This is just a quickie post to get down some basic information relevant to introducing secondary suites into Christchurch and Lyttleton Harbour (the latter being covered by the Banks Penninsula – BP -District Plan – the former by the CCC Plan)
First, what I am calling “secondary suites”, the CCC Plan and BP plan calls “family flats”. There is a very helpful pamphlet published by the CCC “So you want to build a family flat” that sets out the ground rules. There is also a “bond contract/agreement” , creating a legal obligation or “encumbrance” to be signed by anyone planning to create a family flat. (These documents are also available at the City’s website.) But the long and short of it (the existing regulations) is :
- a family flat/secondary suite can be inside an existing dwelling – perhaps from converting or developing (according to regular building codes) say internal rooms and living spaces into “separate” living facilities – or external to an existing residential dwelling – the cottage in the back yard , or a semi detached building.
- the residential unit is only defined as a family flat/secondary suite if it contains a kitchen – bedrooms ,bathrooms, laundries, living rooms, games rooms, studies, garages, and all other aspects of typical residential space for living all seem to be fine
- What’s a kitchen? A kitchen is not defined in the city plan – however the guidelines in the pamphlet say that it a kitchen contains all three of a sink, a bench and “facilities that allow cooking equipment to be set up” – legal advice that I have had seems to think that since toasters, kettles, microwaves, refrigerators, and all kinds of portable plug-in appliances are in widespread use throughout the city’s residences and B&B’s , that cooking equipment here is most likely operationally defined as fixed cooking equipment such as an hobbs and/or oven with fixed specialized wiring (This makes sense since the draconian powers of remedy for the Council include charging you for “removing” the cooking equipment deemed to be in breach – hardly a problem for a plug-in appliance – but don’t quote me on that – even the legal advisor I discussed couldn’t tell me for sure!)
- What “categories” of people can live in the residence? Living (which I guess means using the kitchen cooking facilities – since everything else in relation to using residential space is more or less permitted !) is narrowly restricted to a “dependent family member” . Note that this “user type restriction” differs from regulations for B&B’s , Holiday home, and Homestay accommodation in Christchurch . These regulations permit , as an accepted – “by-right” – residential activity, as many as 4 “paying” people in any type of standard residential living zone in the City (how many nonpaying people??) . Such visitors guests … don’t have to be related by family connections in any way whatsoever – just as in the standard student or professional flatting arrangements where no family connection is required, or often desired. Whether or how these types of regulations on “acceptable people” are enforced or not is a complete unknown, since there is no registration requirement for either home stay or holiday home or B&B short stay or flatting type rental accommodation, and even if there were who could verify/dispute a claim, easily? No one knows how much, or how little, of this private accommodation activity goes on in the City. If the experiences of other cities where accommodation is in short supply is any indication, it will be a quantitatively significant activity. For example more than half of all homes and more than 2/3 of all new homes in some well established residential areas of Vancouver engage in secondary suites accommodation service supply. Word “on the street” in Christchurch is that everyone who knows anyone at High School will have heard of the lucrative weekly income that comes form having students on short or long home stays.

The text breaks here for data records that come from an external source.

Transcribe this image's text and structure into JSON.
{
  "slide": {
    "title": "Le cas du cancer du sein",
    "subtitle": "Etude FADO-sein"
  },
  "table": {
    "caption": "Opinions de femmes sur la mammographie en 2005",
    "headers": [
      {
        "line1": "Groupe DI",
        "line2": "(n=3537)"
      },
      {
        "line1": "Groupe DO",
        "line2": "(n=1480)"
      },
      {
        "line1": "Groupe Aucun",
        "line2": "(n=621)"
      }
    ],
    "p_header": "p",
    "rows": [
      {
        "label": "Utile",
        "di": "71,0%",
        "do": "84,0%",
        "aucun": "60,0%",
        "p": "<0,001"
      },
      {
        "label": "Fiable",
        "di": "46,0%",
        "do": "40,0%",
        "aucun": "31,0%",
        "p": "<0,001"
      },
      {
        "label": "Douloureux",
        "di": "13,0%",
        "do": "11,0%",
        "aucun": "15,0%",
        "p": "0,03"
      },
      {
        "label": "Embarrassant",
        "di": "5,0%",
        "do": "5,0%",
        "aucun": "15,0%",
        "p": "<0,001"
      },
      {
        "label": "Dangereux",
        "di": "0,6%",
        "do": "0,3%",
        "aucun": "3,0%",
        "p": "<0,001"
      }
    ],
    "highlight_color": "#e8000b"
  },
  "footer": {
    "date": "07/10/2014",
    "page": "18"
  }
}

- a $5000 bond “without cash” must be formally posted, registered through a solicitor – at your expense – for a hefty $400-500 transaction fee with the City, and the “agreement” between you and the City must have the consent of the institutions holding your mortgage! . In case of breach of the conditions for having a family flat this is a legally binding penalty that the City can enforce; the “agreement” also includes rights for the City to monitor, inspect, and forcibly shut down any activities inspectors deem to be breaching the family flat agreement; it is an obligation that is attached to the property, not the person – so any prospective buyer will be taking on such a registered obligation. With these kinds of restrictions one can see why people or households who would otherwise love to have a family flat (read second cooking facilities) , even for for family members, much less a secondary suite, for anyone else, paying or not, simply wouldn’t register it!!
- 65 sq metres is a maximum size (for either an internal or an external unit)

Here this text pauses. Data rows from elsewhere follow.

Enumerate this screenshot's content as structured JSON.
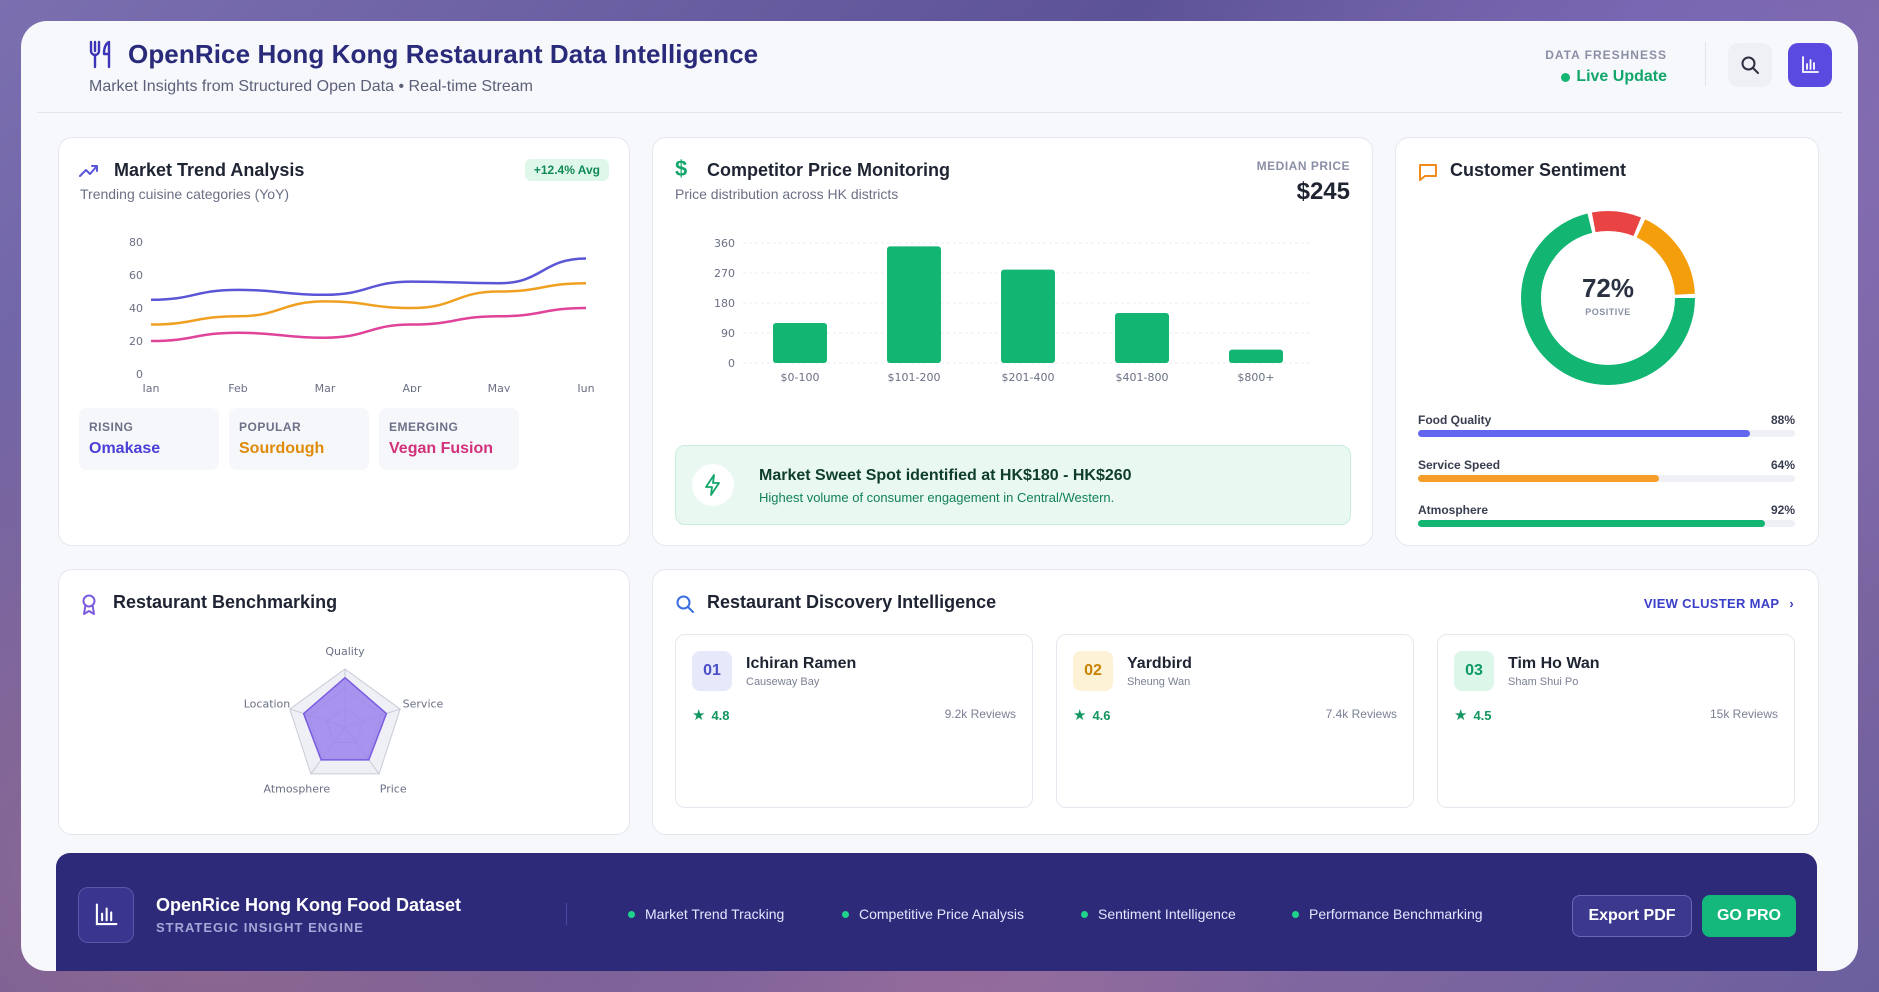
{
  "header": {
    "title": "OpenRice Hong Kong Restaurant Data Intelligence",
    "subtitle": "Market Insights from Structured Open Data • Real-time Stream",
    "freshness_label": "DATA FRESHNESS",
    "freshness_value": "Live Update",
    "icons": {
      "logo": "utensils-icon",
      "search": "search-icon",
      "chart": "bar-chart-icon"
    },
    "accent": "#5b4ae0"
  },
  "market_trend": {
    "title": "Market Trend Analysis",
    "subtitle": "Trending cuisine categories (YoY)",
    "badge": "+12.4% Avg",
    "categories": [
      {
        "label": "RISING",
        "value": "Omakase",
        "color": "#4a3fd6"
      },
      {
        "label": "POPULAR",
        "value": "Sourdough",
        "color": "#e08a0a"
      },
      {
        "label": "EMERGING",
        "value": "Vegan Fusion",
        "color": "#d2307a"
      }
    ]
  },
  "competitor": {
    "title": "Competitor Price Monitoring",
    "subtitle": "Price distribution across HK districts",
    "median_label": "MEDIAN PRICE",
    "median_value": "$245",
    "insight_title": "Market Sweet Spot identified at HK$180 - HK$260",
    "insight_sub": "Highest volume of consumer engagement in Central/Western."
  },
  "sentiment": {
    "title": "Customer Sentiment",
    "donut_value": "72%",
    "donut_label": "POSITIVE",
    "donut_segments": [
      {
        "value": 72,
        "color": "#12b572"
      },
      {
        "value": 10,
        "color": "#e94343"
      },
      {
        "value": 18,
        "color": "#f59e0b"
      }
    ],
    "bars": [
      {
        "label": "Food Quality",
        "pct": "88%",
        "value": 88,
        "color": "#6366f1"
      },
      {
        "label": "Service Speed",
        "pct": "64%",
        "value": 64,
        "color": "#f59e2a"
      },
      {
        "label": "Atmosphere",
        "pct": "92%",
        "value": 92,
        "color": "#12b572"
      }
    ]
  },
  "benchmark": {
    "title": "Restaurant Benchmarking",
    "axes": [
      "Quality",
      "Service",
      "Price",
      "Atmosphere",
      "Location"
    ],
    "values": [
      0.85,
      0.75,
      0.7,
      0.7,
      0.75
    ],
    "reference": [
      1,
      1,
      1,
      1,
      1
    ]
  },
  "discovery": {
    "title": "Restaurant Discovery Intelligence",
    "link": "VIEW CLUSTER MAP",
    "restaurants": [
      {
        "rank": "01",
        "name": "Ichiran Ramen",
        "area": "Causeway Bay",
        "rating": "4.8",
        "reviews": "9.2k Reviews",
        "bg": "#e7e9fb",
        "fg": "#4a4fc8"
      },
      {
        "rank": "02",
        "name": "Yardbird",
        "area": "Sheung Wan",
        "rating": "4.6",
        "reviews": "7.4k Reviews",
        "bg": "#fdf1d6",
        "fg": "#c98200"
      },
      {
        "rank": "03",
        "name": "Tim Ho Wan",
        "area": "Sham Shui Po",
        "rating": "4.5",
        "reviews": "15k Reviews",
        "bg": "#dcf6ea",
        "fg": "#0f9a63"
      }
    ]
  },
  "footer": {
    "title": "OpenRice Hong Kong Food Dataset",
    "subtitle": "STRATEGIC INSIGHT ENGINE",
    "features": [
      "Market Trend Tracking",
      "Competitive Price Analysis",
      "Sentiment Intelligence",
      "Performance Benchmarking"
    ],
    "export_label": "Export PDF",
    "pro_label": "GO PRO"
  },
  "chart_data": [
    {
      "type": "line",
      "x": [
        "Jan",
        "Feb",
        "Mar",
        "Apr",
        "May",
        "Jun"
      ],
      "ylim": [
        0,
        80
      ],
      "yticks": [
        0,
        20,
        40,
        60,
        80
      ],
      "series": [
        {
          "values": [
            45,
            51,
            48,
            56,
            55,
            70
          ],
          "color": "#5a56d6"
        },
        {
          "values": [
            30,
            35,
            44,
            40,
            50,
            55
          ],
          "color": "#f0a020"
        },
        {
          "values": [
            20,
            25,
            22,
            30,
            35,
            40
          ],
          "color": "#e0439a"
        }
      ]
    },
    {
      "type": "bar",
      "categories": [
        "$0-100",
        "$101-200",
        "$201-400",
        "$401-800",
        "$800+"
      ],
      "values": [
        120,
        350,
        280,
        150,
        40
      ],
      "ylim": [
        0,
        360
      ],
      "yticks": [
        0,
        90,
        180,
        270,
        360
      ],
      "color": "#12b572"
    }
  ]
}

It is worth mentioning that the provisions of the new temporary accommodation regulations approved by Council and Cear define an accommodation unit much more liberally : “a structure of no more than 150m² in gross floor area for the purpose of providing temporary residential accommodation. The unit may include facilities normally associated with residential accommodation such as a kitchen, living area, bathroom, toilet and bedrooms. Accommodation unit may also include a campervan or caravan.” But as you’ll see in an upcoming post – this attempt at non-regulatory reform is just old wine in new wineskins. What kind of policy advice are authorities receiving – and accepting – to make them think this sort of regulation will encourage investment in accommodation units? Put the another way – as a statement answering the question – there is no real interest in or commitment to providing incentives for small scale, privately initiated and funded, investment in accommodation units at all!!